I want to find the inverse of the following matrix \begin{bmatrix} 1&0&0&0&0&\cdots&0&0&\cdots\\ 0&1&0&0&0&\cdots&0&0&\cdots\\ \binom{2}{0}&0&1&0&0&\cdots&0&0&\cdots\\ \binom{4}{1}&\binom{2}{0}&0&1&0&\cdots&0&0&\cdots\\ \binom{6}{2}&\binom{4}{1}&\binom{2}{0}&0&1&\cdots&0&0&\cdots\\ \vdots&\vdots&\vdots&\vdots&\vdots&\ddots&\vdots&\vdots&\ddots\\ \binom{2(n-1)-2}{(n-1)-2}&\binom{2(n-1)-4}{(n-1)-3}&\binom{2(n-1)-6}{(n-1)-4}&\binom{2(n-1)-8}{(n-1)-5}&\binom{2(n-1)-10}{(n-1)-6}&\cdots&1&0&\cdots\\ \binom{2n-2}{n-2}&\binom{2n-4}{n-3}&\binom{2n-6}{n-4}&\binom{2n-8}{n-5}&\binom{2n-10}{n-6}&\cdots&0&1&\cdots\\ \vdots&\vdots&\vdots&\vdots&\vdots&\ddots&\vdots&\vdots&\ddots& \end{bmatrix} in order to get a different approach to the question How can I find the general term of this recursive sequence?

Answer 1

Did you try to find it for the first terms such that you can justify that for 3x3 matrix or 4x4 matrix ? If you try to do that i thought that you will find same matrix with minus forms of binomial coefficents.

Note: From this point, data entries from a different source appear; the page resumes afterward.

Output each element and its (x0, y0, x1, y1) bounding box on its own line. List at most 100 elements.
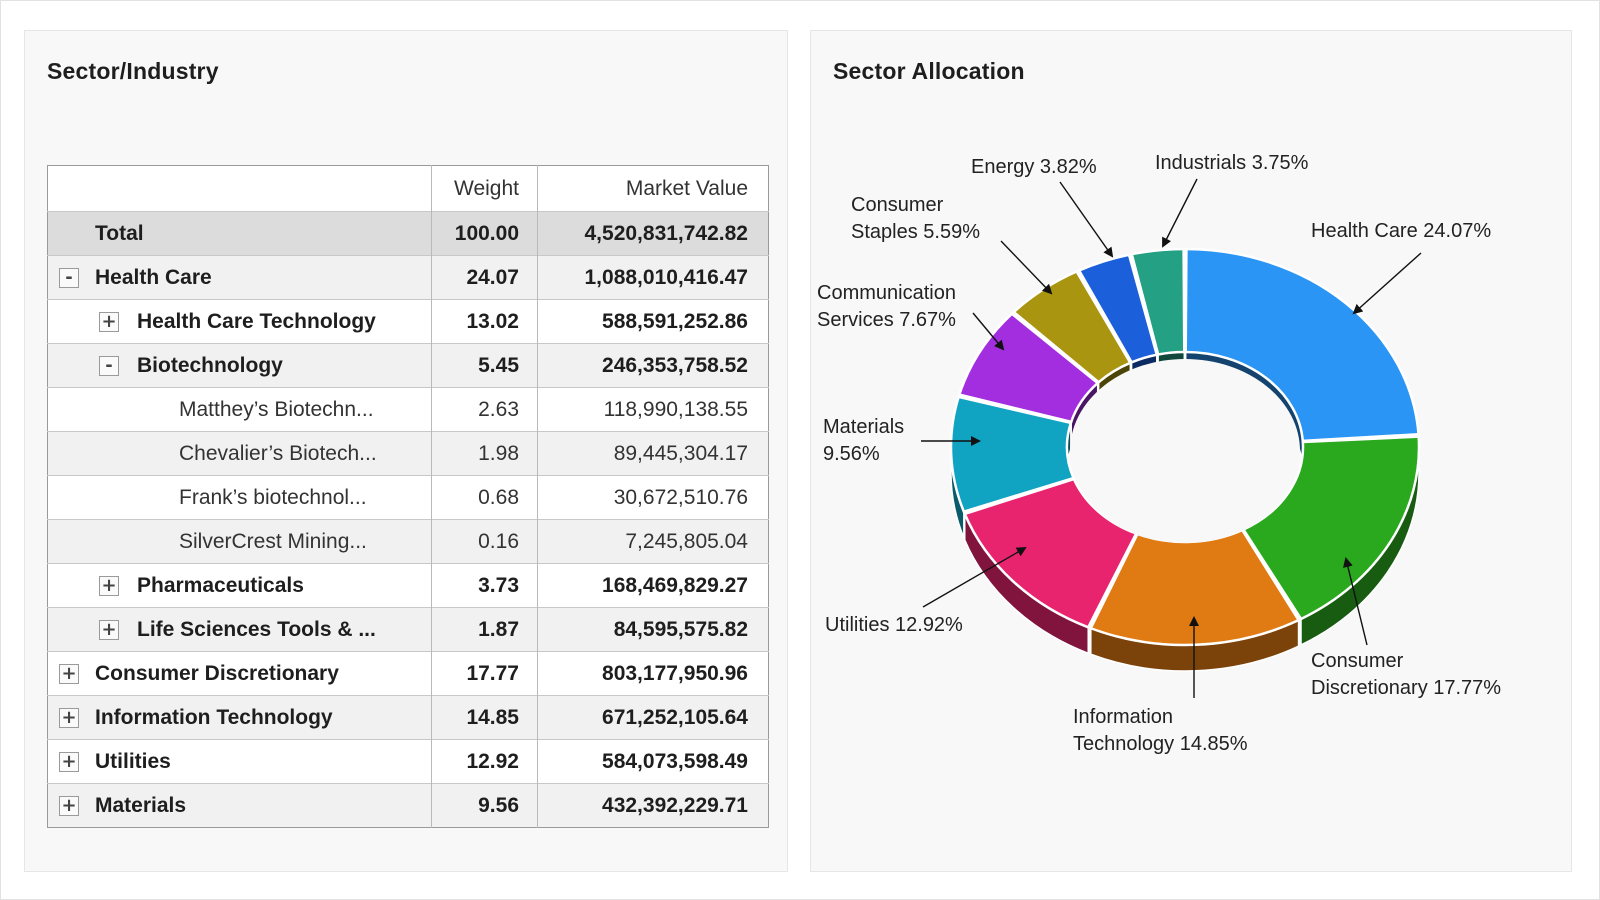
table-row[interactable]: + Consumer Discretionary 17.77 803,177,950.… (47, 651, 769, 696)
row-market-value-cell: 89,445,304.17 (537, 431, 769, 476)
donut-labels: Health Care 24.07% Consumer Discretionary … (817, 152, 1501, 755)
row-name-cell: Matthey’s Biotechn... (47, 387, 432, 432)
donut-slice-consumer-discretionary (1241, 435, 1421, 621)
donut-slice-materials (949, 395, 1076, 514)
row-market-value-cell: 84,595,575.82 (537, 607, 769, 652)
table-row[interactable]: - Biotechnology 5.45 246,353,758.52 (47, 343, 769, 388)
row-label: Pharmaceuticals (137, 573, 304, 597)
row-label: Materials (95, 793, 187, 817)
row-label: Total (95, 221, 144, 245)
slice-label: Communication Services 7.67% (817, 282, 956, 331)
row-market-value-cell: 7,245,805.04 (537, 519, 769, 564)
row-market-value-cell: 803,177,950.96 (537, 651, 769, 696)
row-label: SilverCrest Mining... (179, 529, 367, 553)
row-market-value-cell: 584,073,598.49 (537, 739, 769, 784)
row-name-cell: Total (47, 211, 432, 256)
column-header-market-value[interactable]: Market Value (625, 176, 748, 200)
expand-icon[interactable]: + (59, 707, 79, 728)
row-weight-cell: 1.87 (431, 607, 538, 652)
expand-icon[interactable]: + (99, 619, 119, 640)
panel-title: Sector/Industry (47, 58, 219, 84)
donut-slices-layer (949, 247, 1421, 647)
table-row[interactable]: SilverCrest Mining... 0.16 7,245,805.04 (47, 519, 769, 564)
table-row[interactable]: Chevalier’s Biotech... 1.98 89,445,304.17 (47, 431, 769, 476)
row-name-cell: SilverCrest Mining... (47, 519, 432, 564)
table-row[interactable]: Frank’s biotechnol... 0.68 30,672,510.76 (47, 475, 769, 520)
table-row[interactable]: + Materials 9.56 432,392,229.71 (47, 783, 769, 828)
donut-leader-lines (921, 178, 1422, 698)
slice-label: Utilities 12.92% (825, 614, 963, 636)
slice-label: Consumer Staples 5.59% (851, 194, 980, 243)
slice-label-line: Technology 14.85% (1073, 733, 1248, 755)
expand-icon[interactable]: + (99, 575, 119, 596)
table-row[interactable]: Matthey’s Biotechn... 2.63 118,990,138.55 (47, 387, 769, 432)
donut-hole (1070, 359, 1300, 543)
leader-line (1059, 181, 1114, 258)
table-row[interactable]: - Health Care 24.07 1,088,010,416.47 (47, 255, 769, 300)
row-label: Consumer Discretionary (95, 661, 339, 685)
table-body: Total 100.00 4,520,831,742.82- Health Care 2… (47, 211, 769, 828)
slice-label-line: Utilities 12.92% (825, 614, 963, 636)
row-market-value-cell: 432,392,229.71 (537, 783, 769, 828)
expand-icon[interactable]: + (59, 751, 79, 772)
expand-icon[interactable]: + (99, 311, 119, 332)
row-market-value-cell: 671,252,105.64 (537, 695, 769, 740)
row-label: Matthey’s Biotechn... (179, 397, 374, 421)
table-row[interactable]: + Pharmaceuticals 3.73 168,469,829.27 (47, 563, 769, 608)
row-name-cell: + Life Sciences Tools & ... (47, 607, 432, 652)
slice-label-line: 9.56% (823, 443, 880, 465)
slice-label: Consumer Discretionary 17.77% (1311, 650, 1501, 699)
row-weight-cell: 2.63 (431, 387, 538, 432)
slice-label: Industrials 3.75% (1155, 152, 1309, 174)
row-name-cell: Frank’s biotechnol... (47, 475, 432, 520)
table-row[interactable]: + Utilities 12.92 584,073,598.49 (47, 739, 769, 784)
sector-industry-panel: Sector/Industry Weight Market Value Tota… (24, 30, 788, 872)
row-market-value-cell: 4,520,831,742.82 (537, 211, 769, 256)
row-label: Information Technology (95, 705, 333, 729)
row-name-cell: + Pharmaceuticals (47, 563, 432, 608)
slice-label-line: Materials (823, 416, 904, 438)
row-name-cell: Chevalier’s Biotech... (47, 431, 432, 476)
row-weight-cell: 100.00 (431, 211, 538, 256)
table-row[interactable]: + Health Care Technology 13.02 588,591,252.… (47, 299, 769, 344)
slice-label-line: Discretionary 17.77% (1311, 677, 1501, 699)
row-market-value-cell: 118,990,138.55 (537, 387, 769, 432)
row-weight-cell: 5.45 (431, 343, 538, 388)
row-market-value-cell: 246,353,758.52 (537, 343, 769, 388)
table-row[interactable]: + Information Technology 14.85 671,252,105.… (47, 695, 769, 740)
row-weight-cell: 3.73 (431, 563, 538, 608)
row-name-cell: + Consumer Discretionary (47, 651, 432, 696)
donut-slice-communication-services (957, 312, 1100, 424)
row-name-cell: + Information Technology (47, 695, 432, 740)
leader-line (1000, 240, 1053, 295)
donut-slice-consumer-staples (1011, 269, 1133, 384)
row-market-value-cell: 1,088,010,416.47 (537, 255, 769, 300)
collapse-icon[interactable]: - (99, 355, 119, 376)
row-label: Health Care Technology (137, 309, 376, 333)
row-label: Life Sciences Tools & ... (137, 617, 376, 641)
row-name-cell: + Health Care Technology (47, 299, 432, 344)
table-row[interactable]: + Life Sciences Tools & ... 1.87 84,595,575… (47, 607, 769, 652)
expand-icon[interactable]: + (59, 663, 79, 684)
row-weight-cell: 1.98 (431, 431, 538, 476)
column-header-weight[interactable]: Weight (431, 165, 538, 212)
row-market-value-cell: 168,469,829.27 (537, 563, 769, 608)
collapse-icon[interactable]: - (59, 267, 79, 288)
leader-line (922, 546, 1027, 608)
donut-chart: Health Care 24.07% Consumer Discretionary … (817, 152, 1501, 755)
row-market-value-cell: 588,591,252.86 (537, 299, 769, 344)
row-market-value-cell: 30,672,510.76 (537, 475, 769, 520)
expand-icon[interactable]: + (59, 795, 79, 816)
table-row-total[interactable]: Total 100.00 4,520,831,742.82 (47, 211, 769, 256)
slice-label: Materials 9.56% (823, 416, 904, 465)
slice-label-line: Staples 5.59% (851, 221, 980, 243)
leader-line (972, 312, 1005, 351)
row-weight-cell: 17.77 (431, 651, 538, 696)
slice-label-line: Communication (817, 282, 956, 304)
leader-line (1343, 557, 1368, 646)
donut-slice-industrials (1130, 247, 1186, 356)
slice-label-line: Information (1073, 706, 1173, 728)
slice-label: Energy 3.82% (971, 156, 1097, 178)
row-weight-cell: 14.85 (431, 695, 538, 740)
chart-title: Sector Allocation (833, 58, 1025, 84)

If you reduce it to augmented matrix [A/I], then row reduced echelon form of A will be inverse of A such that [I/A^-1].

Answer 2

Hmm, I'm not sure where your problem is.

Let's consider $L$ as the empty-matrix with all entries in the first principal subdiagonal set to $1$.

Then your matrix $M$ can be written as evaluation of the power series $$ f(x)= x^0 + 0 \cdot x + \sum_{k=2}^\infty \binom{2k-2}{k-2}x^k \tag {1.1}$$ writing $$ M= f(L) \tag {1.2} $$ The reciprocal of $f(x)$ can be found by $$g(x)={1\over f(x)}= 1- (1 x^2+4 x^3 + 14 x^4 + 48 x^5 + 165 x^6 + 572 x^7 + ... +c_k x^k + ...) \tag {2.1} $$ By this the inverse of $M$ should be definable by $g(x)$ leading to $$ M^{-1}= g(L) = L^0 - (1 L^2 + 4 L^3 + 14 L^4 + 48 L^5 + 165 L^6 + 572 L^7 + ... +c_k L^k + ...) \tag {2.2} $$

and I think the coefficients $c_k$ have been discussed already in your earlier question.